ClinVar

In a 9-year-old boy with mitochondrial DNA depletion syndrome-19 (MTDPS19; 618972), Punzi et al. (2018) identified compound heterozygous mutations in the SLC25A10 gene. The maternal allele carried a c.304A-T transversion (c.304A-T, NM_001270888.1), resulting in a lys102-to-ter (K102X) substitution, whereas the paternal allele carried 2 variants: a c.684C-T transition, resulting in a synonymous pro228-to-pro (P228P) substitution, and an intronic c.790-37G-A transition (606794.0002).
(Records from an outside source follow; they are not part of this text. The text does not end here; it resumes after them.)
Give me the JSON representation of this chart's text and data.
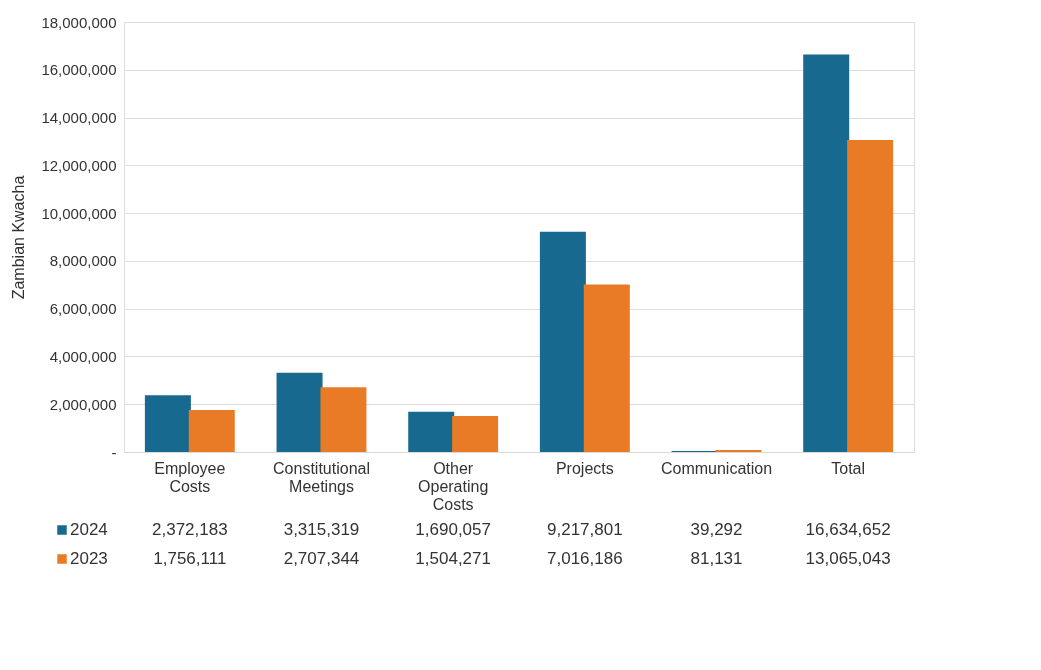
{
  "chart_data": {
    "type": "bar",
    "ylabel": "Zambian Kwacha",
    "categories": [
      "Employee Costs",
      "Constitutional Meetings",
      "Other Operating Costs",
      "Projects",
      "Communication",
      "Total"
    ],
    "series": [
      {
        "name": "2024",
        "color": "#17698f",
        "values": [
          2372183,
          3315319,
          1690057,
          9217801,
          39292,
          16634652
        ],
        "value_labels": [
          "2,372,183",
          "3,315,319",
          "1,690,057",
          "9,217,801",
          "39,292",
          "16,634,652"
        ]
      },
      {
        "name": "2023",
        "color": "#e97a26",
        "values": [
          1756111,
          2707344,
          1504271,
          7016186,
          81131,
          13065043
        ],
        "value_labels": [
          "1,756,111",
          "2,707,344",
          "1,504,271",
          "7,016,186",
          "81,131",
          "13,065,043"
        ]
      }
    ],
    "ylim": [
      0,
      18000000
    ],
    "yticks": [
      {
        "value": 0,
        "label": "-"
      },
      {
        "value": 2000000,
        "label": "2,000,000"
      },
      {
        "value": 4000000,
        "label": "4,000,000"
      },
      {
        "value": 6000000,
        "label": "6,000,000"
      },
      {
        "value": 8000000,
        "label": "8,000,000"
      },
      {
        "value": 10000000,
        "label": "10,000,000"
      },
      {
        "value": 12000000,
        "label": "12,000,000"
      },
      {
        "value": 14000000,
        "label": "14,000,000"
      },
      {
        "value": 16000000,
        "label": "16,000,000"
      },
      {
        "value": 18000000,
        "label": "18,000,000"
      }
    ],
    "grid": "y",
    "legend": "bottom"
  }
}
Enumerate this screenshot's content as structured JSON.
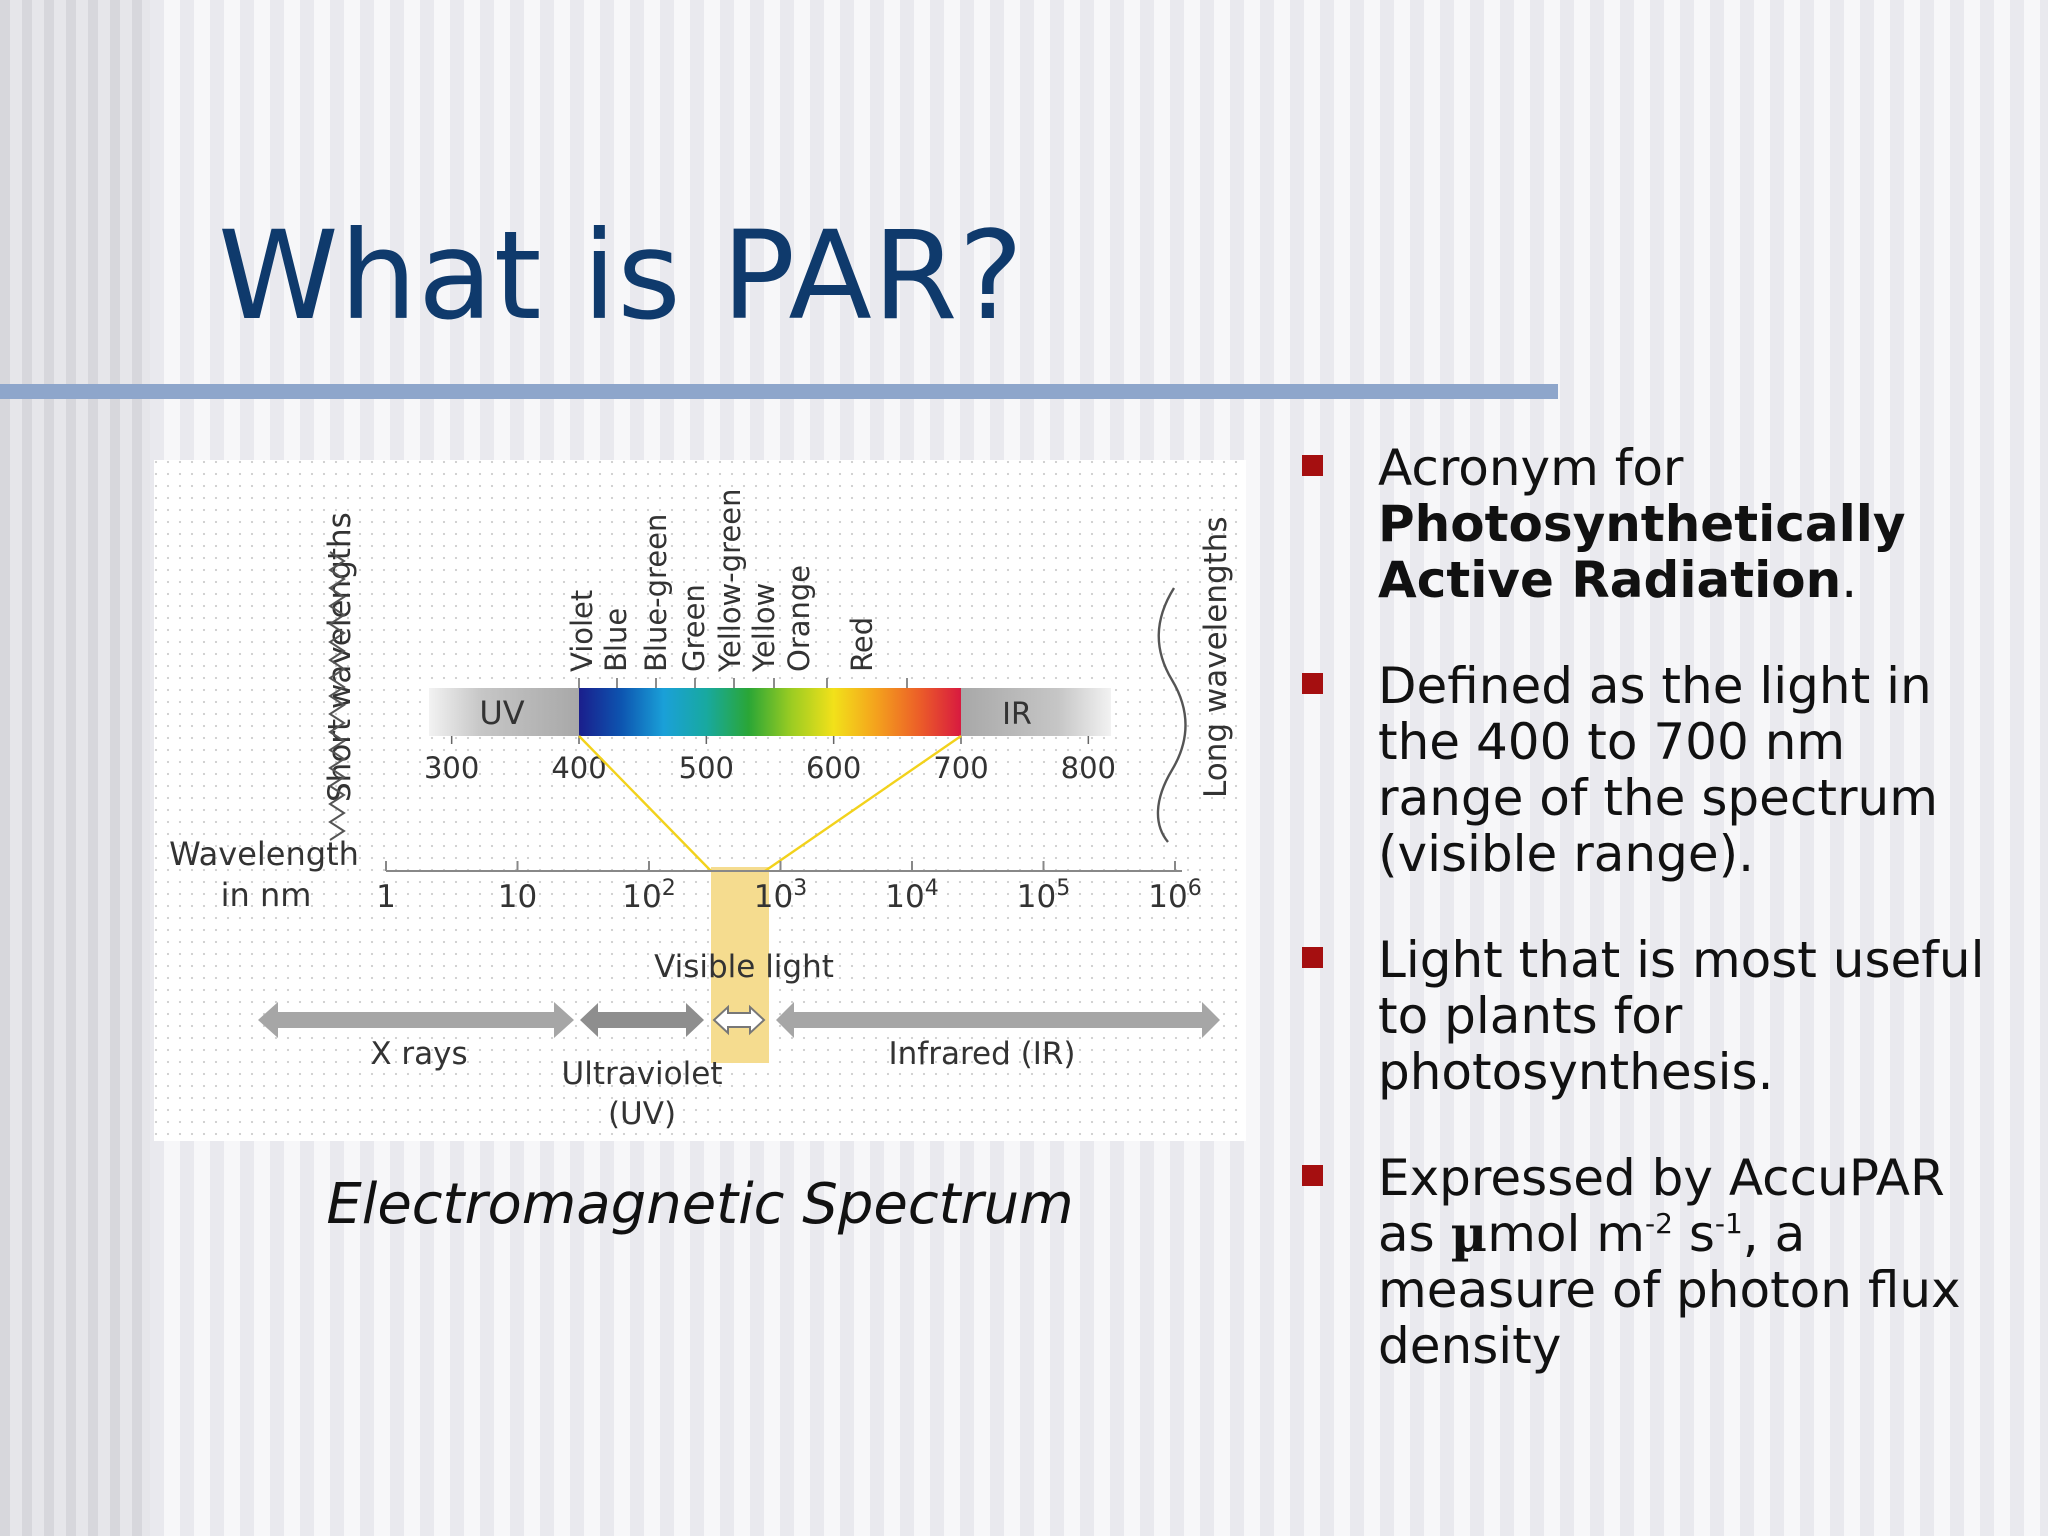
{
  "slide": {
    "title": "What is PAR?"
  },
  "figure": {
    "short_wavelengths_label": "Short wavelengths",
    "long_wavelengths_label": "Long wavelengths",
    "wavelength_axis_label_line1": "Wavelength",
    "wavelength_axis_label_line2": "in nm",
    "log_ticks": [
      {
        "base": "1",
        "exp": ""
      },
      {
        "base": "10",
        "exp": ""
      },
      {
        "base": "10",
        "exp": "2"
      },
      {
        "base": "10",
        "exp": "3"
      },
      {
        "base": "10",
        "exp": "4"
      },
      {
        "base": "10",
        "exp": "5"
      },
      {
        "base": "10",
        "exp": "6"
      }
    ],
    "nm_ticks": [
      "300",
      "400",
      "500",
      "600",
      "700",
      "800"
    ],
    "band_labels": {
      "uv": "UV",
      "ir": "IR"
    },
    "color_names": [
      "Violet",
      "Blue",
      "Blue-green",
      "Green",
      "Yellow-green",
      "Yellow",
      "Orange",
      "Red"
    ],
    "visible_light_label": "Visible light",
    "region_labels": {
      "x_rays": "X rays",
      "ultraviolet_line1": "Ultraviolet",
      "ultraviolet_line2": "(UV)",
      "infrared": "Infrared (IR)"
    },
    "spectrum_colors": [
      "#1a1e8c",
      "#0d55b0",
      "#1aa0d8",
      "#18a9a0",
      "#2aa636",
      "#9bcc22",
      "#f2e11a",
      "#f4a21d",
      "#ec5f28",
      "#d81a3f"
    ],
    "caption": "Electromagnetic Spectrum"
  },
  "bullets": [
    {
      "pre": "Acronym for ",
      "strong": "Photosynthetically Active Radiation",
      "post": "."
    },
    {
      "text": "Defined as the light in the 400 to 700 nm range of the spectrum (visible range)."
    },
    {
      "text": "Light that is most useful to plants for photosynthesis."
    },
    {
      "pre": "Expressed by AccuPAR as ",
      "mu": "µ",
      "unit_a": "mol m",
      "exp_a": "-2",
      "unit_b": " s",
      "exp_b": "-1",
      "post": ", a measure of photon flux density"
    }
  ],
  "colors": {
    "title": "#0f3a6c",
    "title_rule": "#8ea6cb",
    "bullet_marker": "#a50f10",
    "par_highlight": "#f5dc8f",
    "visible_lines": "#f2d21c"
  }
}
The mutations were found by trio-based whole-exome sequencing. The K102X mutation was not found in the ExAC database. The c.684C-T transition had a frequency of 0.0014 and the splice site mutation a frequency of 0.0011 in the ExAC database. Patient fibroblasts showed a 10-fold decrease in SLC25A10 transcripts compared to controls. PCR analysis indicated that the L102X mutation likely resulted in nonsense-mediated mRNA decay, whereas both paternal mutations resulted in altered splicing. Western blot analysis did not detect the SLC25A10 protein. In vitro functional expression studies showed negligible, if any, transport activity for malate/phosphate exchange, consistent with a loss of function. In addition, patient cells showed a decrease in both the NADPH/NADP+ and GSH/GSSG ratios as well as a growth defect under stress conditions. Studies in yeast lacking the Slc25a10 ortholog showed impaired growth, impaired mitochondrial respiration, decreased mtDNA, and increased vulnerability to oxidative stress compared to controls.